Тогда, с трудом опершись на руку и приподнявшись, иезуит сказал:
— Государь, вы всегда были добры и необыкновенно внимательны ко мне; я хотел бы выразить вам свою признательность и не нашел ничего лучшего, как дать вам последний совет, но совет настолько важный, что, быть может, этого будет достаточно, чтобы отблагодарить вас: никогда не берите себе в исповедники иезуита!
И поскольку король попытался что-то сказать, продолжил:
— Не спрашивайте меня о причинах, заставивших дать вам такой совет; мне не дозволено раскрывать вам их.
Он упал на подушку, а вечером скончался.
(Примерно то же говорил Людовику XIV г-н Мазарини по поводу первых министров.)
Эта история известна мне от самого Виктора Амедея: он рассказывал ее множество раз.

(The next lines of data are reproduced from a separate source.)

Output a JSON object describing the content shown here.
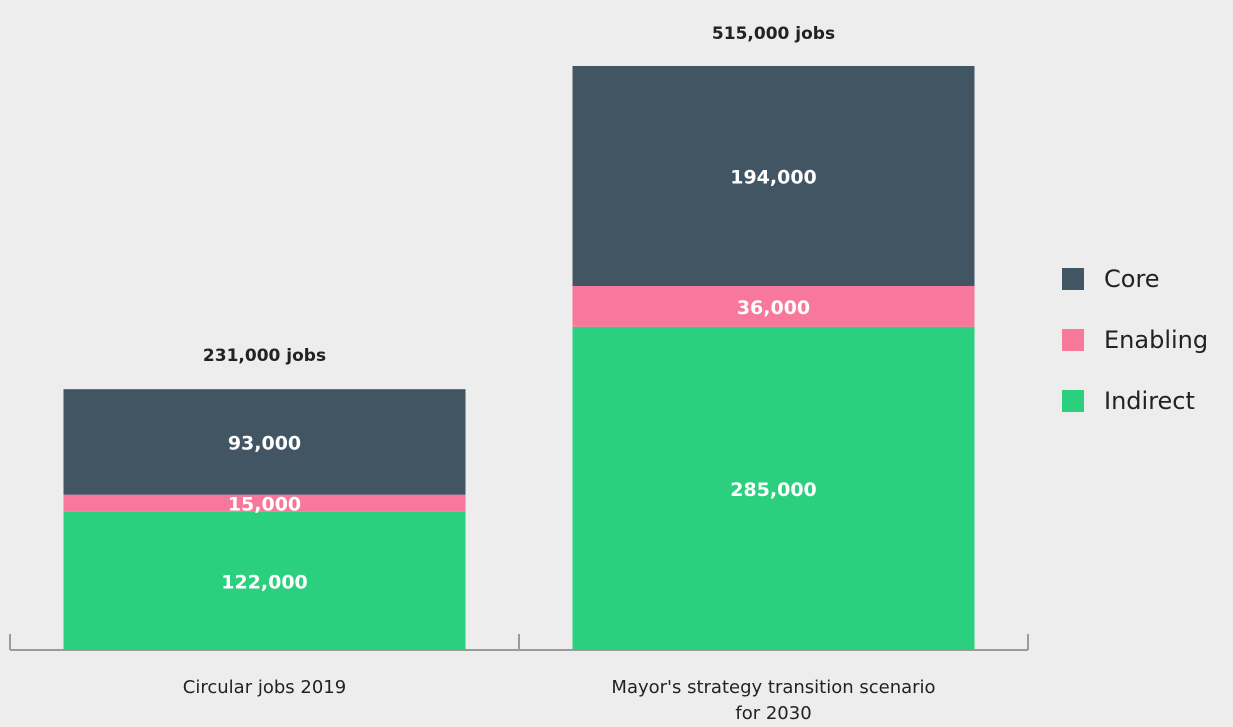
{
  "chart_data": {
    "type": "stacked_bar",
    "categories": [
      "Circular jobs 2019",
      "Mayor's strategy transition scenario for 2030"
    ],
    "series": [
      {
        "name": "Indirect",
        "color": "#2ad07e",
        "values": [
          122000,
          285000
        ],
        "value_labels": [
          "122,000",
          "285,000"
        ]
      },
      {
        "name": "Enabling",
        "color": "#f7789b",
        "values": [
          15000,
          36000
        ],
        "value_labels": [
          "15,000",
          "36,000"
        ]
      },
      {
        "name": "Core",
        "color": "#425563",
        "values": [
          93000,
          194000
        ],
        "value_labels": [
          "93,000",
          "194,000"
        ]
      }
    ],
    "totals": [
      231000,
      515000
    ],
    "total_labels": [
      "231,000 jobs",
      "515,000 jobs"
    ],
    "legend": "right"
  }
}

И действительно, с тех пор король не брал себе в исповедники членов этого ордена, он даже запретил иезуитам быть наставниками в коллежах.
Отец Добантон был молод, слишком молод для исповедника: ему едва исполнилось тридцать лет; не знаю, почему для меня выбрали именно его или, скорее, я прекрасно это понимаю. Понадобился человек, состоящий в прекрасных отношениях с моей свекровью, чтобы она через него обрела полную власть надо мною.
Он задал мне два или три вопроса и, выслушав ответы, долго обдумывал их. Казалось, он искал в них какой-то скрытый смысл, вникая в мои слова, затем, спросил, как часто я прибегаю к таинству святой исповеди. Моя мать была очень набожной и водила нас на исповедь каждый месяц; я сказала ему об этом, и он одобрительно кивнул, бросив взгляд в сторону г-жи ди Верруа (моя свекровь присутствовала при разговоре, но сохраняла невозмутимость как в эту минуту, так и в течение дальнейшей беседы).
В присутствии всех этих людей мой муж выглядел совсем мальчишкой: он не мог даже слова произнести, или, скорее всего, ему не позволяли вставить ни одного слова; конечно, он страдал, но не смел показать это. Подобное состояние души и сердца я всегда считала самым большим несчастьем в жизни; борьба слабости и скромности против сильной воли, ума и высокомерия кажется мне невыносимой и представляется настоящим адом.